The other four patrons celebrated too, and although it lacks the fervor of the original, the Fenway Park on the third floor of a building along Kawaramachi-Dori packs a nostalgic feel that makes it a perfect alternative if you happen to be nearly 7,000 miles from Landsdowne Street.
"We are the Red Sox's offshore bar," Tiger said.
His English is getting better. When Fenway Park opened in July 2005, Tiger knew two words: "Yankees suck."
Since then, the lore of this Fenway Park spread, and Red Sox fans from around the world come in to watch games on the projection screen in the back room or Tiger's laptop next to the bottles of liquor. Shuhei Nagai, a local who read about the establishment in the newspaper, sat at the bar nursing a dog's nose – Tiger's special beer-and-Beefeater creation – and admiring the scenery.
"Booze and baseball," he said. "The perfect Sunday night."
Nagai saw the stack of pictures from Tiger's visit to the real Fenway last year. The Red Sox brought him onto the field and gave him full VIP treatment. And the sign that hangs just to the left of the bar. Larry Lucchino, president of the Red Sox, sent him that one. And the drink names: Harvard Cooler (a whiskey drink) and Boston Cooler (a rum concoction) and Broadway Thirst (an unlisted base, likely arsenic, in case a Yankees fan dare step foot into Fenway).
The best day was Dec. 30, 2007. About a week earlier, a man who identified himself as Hideki Okajima said he would like to visit Fenway Park.
"At first," Tiger said, "I thought it was joke."

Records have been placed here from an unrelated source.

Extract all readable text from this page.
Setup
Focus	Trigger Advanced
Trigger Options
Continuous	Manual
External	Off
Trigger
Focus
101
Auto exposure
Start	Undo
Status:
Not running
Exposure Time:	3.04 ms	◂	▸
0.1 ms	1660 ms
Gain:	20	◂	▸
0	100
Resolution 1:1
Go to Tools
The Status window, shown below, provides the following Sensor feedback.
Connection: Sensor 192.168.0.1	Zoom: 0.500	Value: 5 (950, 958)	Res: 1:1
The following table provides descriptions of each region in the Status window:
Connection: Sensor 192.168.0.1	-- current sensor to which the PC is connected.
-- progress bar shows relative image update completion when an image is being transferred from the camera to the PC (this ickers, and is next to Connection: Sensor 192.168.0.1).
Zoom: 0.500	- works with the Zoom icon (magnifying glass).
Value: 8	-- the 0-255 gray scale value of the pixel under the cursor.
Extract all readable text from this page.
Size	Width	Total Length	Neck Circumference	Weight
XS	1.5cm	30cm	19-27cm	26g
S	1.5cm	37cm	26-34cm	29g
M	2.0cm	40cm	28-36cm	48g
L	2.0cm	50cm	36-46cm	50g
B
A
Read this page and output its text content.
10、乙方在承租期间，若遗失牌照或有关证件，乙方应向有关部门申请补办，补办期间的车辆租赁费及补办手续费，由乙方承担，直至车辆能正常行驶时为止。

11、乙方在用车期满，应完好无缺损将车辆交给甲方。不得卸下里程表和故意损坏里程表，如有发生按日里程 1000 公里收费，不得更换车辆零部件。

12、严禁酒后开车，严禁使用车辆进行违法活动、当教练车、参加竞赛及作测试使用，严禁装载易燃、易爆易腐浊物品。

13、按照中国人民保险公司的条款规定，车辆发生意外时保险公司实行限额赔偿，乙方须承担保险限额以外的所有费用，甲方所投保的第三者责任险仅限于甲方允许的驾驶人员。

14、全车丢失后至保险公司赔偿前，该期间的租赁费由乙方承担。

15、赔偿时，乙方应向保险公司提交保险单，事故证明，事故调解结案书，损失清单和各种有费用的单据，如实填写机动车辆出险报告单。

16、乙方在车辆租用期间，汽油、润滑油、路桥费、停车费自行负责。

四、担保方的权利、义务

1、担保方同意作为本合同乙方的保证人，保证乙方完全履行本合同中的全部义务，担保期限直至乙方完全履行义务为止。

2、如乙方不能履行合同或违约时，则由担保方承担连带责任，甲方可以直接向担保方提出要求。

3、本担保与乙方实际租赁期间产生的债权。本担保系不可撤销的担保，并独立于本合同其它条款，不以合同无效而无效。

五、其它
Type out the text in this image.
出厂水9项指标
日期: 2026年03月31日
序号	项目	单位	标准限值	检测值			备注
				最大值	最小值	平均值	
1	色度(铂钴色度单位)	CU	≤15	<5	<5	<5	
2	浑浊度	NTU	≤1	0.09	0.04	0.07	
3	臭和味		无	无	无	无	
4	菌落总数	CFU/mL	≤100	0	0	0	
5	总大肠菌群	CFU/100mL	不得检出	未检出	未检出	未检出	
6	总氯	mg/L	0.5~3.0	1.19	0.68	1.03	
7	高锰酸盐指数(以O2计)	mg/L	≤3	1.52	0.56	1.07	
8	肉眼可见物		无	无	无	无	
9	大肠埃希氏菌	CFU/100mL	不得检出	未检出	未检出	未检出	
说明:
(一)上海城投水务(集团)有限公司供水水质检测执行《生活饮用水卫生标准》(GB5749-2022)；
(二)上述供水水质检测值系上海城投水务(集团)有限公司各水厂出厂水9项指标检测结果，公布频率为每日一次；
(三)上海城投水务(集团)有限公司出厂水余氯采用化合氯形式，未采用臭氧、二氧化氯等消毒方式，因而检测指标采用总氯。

When the elevator that leads straight to the bar opened, there he was: The left-handed cog in the Red Sox's relief corps who, like Tiger, was raised in Kyoto. Okajima posed for pictures. He held up the sign Lucchino had sent. He affirmed every reason Tiger had asked his younger brother to join him in starting the bar business.
Here, Tiger can bring out the jersey of his favorite player, Nomar Garciaparra, and not get lambasted, because the trade of Garciaparra gave the Red Sox their 2004 championship, and anyway, every Red Sox fan still carries a little inner No-mah.
Tiger isn't sure which jersey he will wear Tuesday when the train drops him off in Tokyo for two regular-season games between the Red Sox and Oakland A's. He gets to go while his brother watches the bar because, Tiger said, "I'm a bigger Sox fan."
Which made Sunday night here so disappointing. At 9 p.m., the game disappeared off Tiger's computer and big screen. The national TV station automatically switched to a variety show about three lawyers questioning an apparent defendant. It was the seventh inning.
Tiger groaned. He called a friend at the Tokyo Dome every few minutes for updates on the score. When told rookie Jed Lowrie hit a home run, Tiger examined his sheet of paper with the Red Sox roster list, because he'd never heard of Lowrie. This was good, exciting. A new player. Another in a long line of Red Sox successes.
In the background, Tiger had started playing one of his half-dozen or so Red Sox DVDs. It was MLB's recap of the 2007 World Series, one he hasn't seen nearly as much as his 2004 celebrations. He pulled out one on the Red Sox's 100th anniversary and another documentary that ran on HBO and, yes, "Fever Pitch," which proves that pabulum knows neither country nor language.
Even more than the Drew grand slam, Tiger got excited when told Red Sox owner John Henry was staying in a Kyoto hotel just three subway stops from Fenway Park. He knows Henry probably won't stop by, but Tiger hopes he does. He wants to tell Henry how much he appreciates the Red Sox, how they've turned into his life and his livelihood. He wants to take a picture with him to hang on the wall.
And then Tiger wants to hang out with Henry at Fenway Park, because he thinks they'll agree that there's no better place in the world.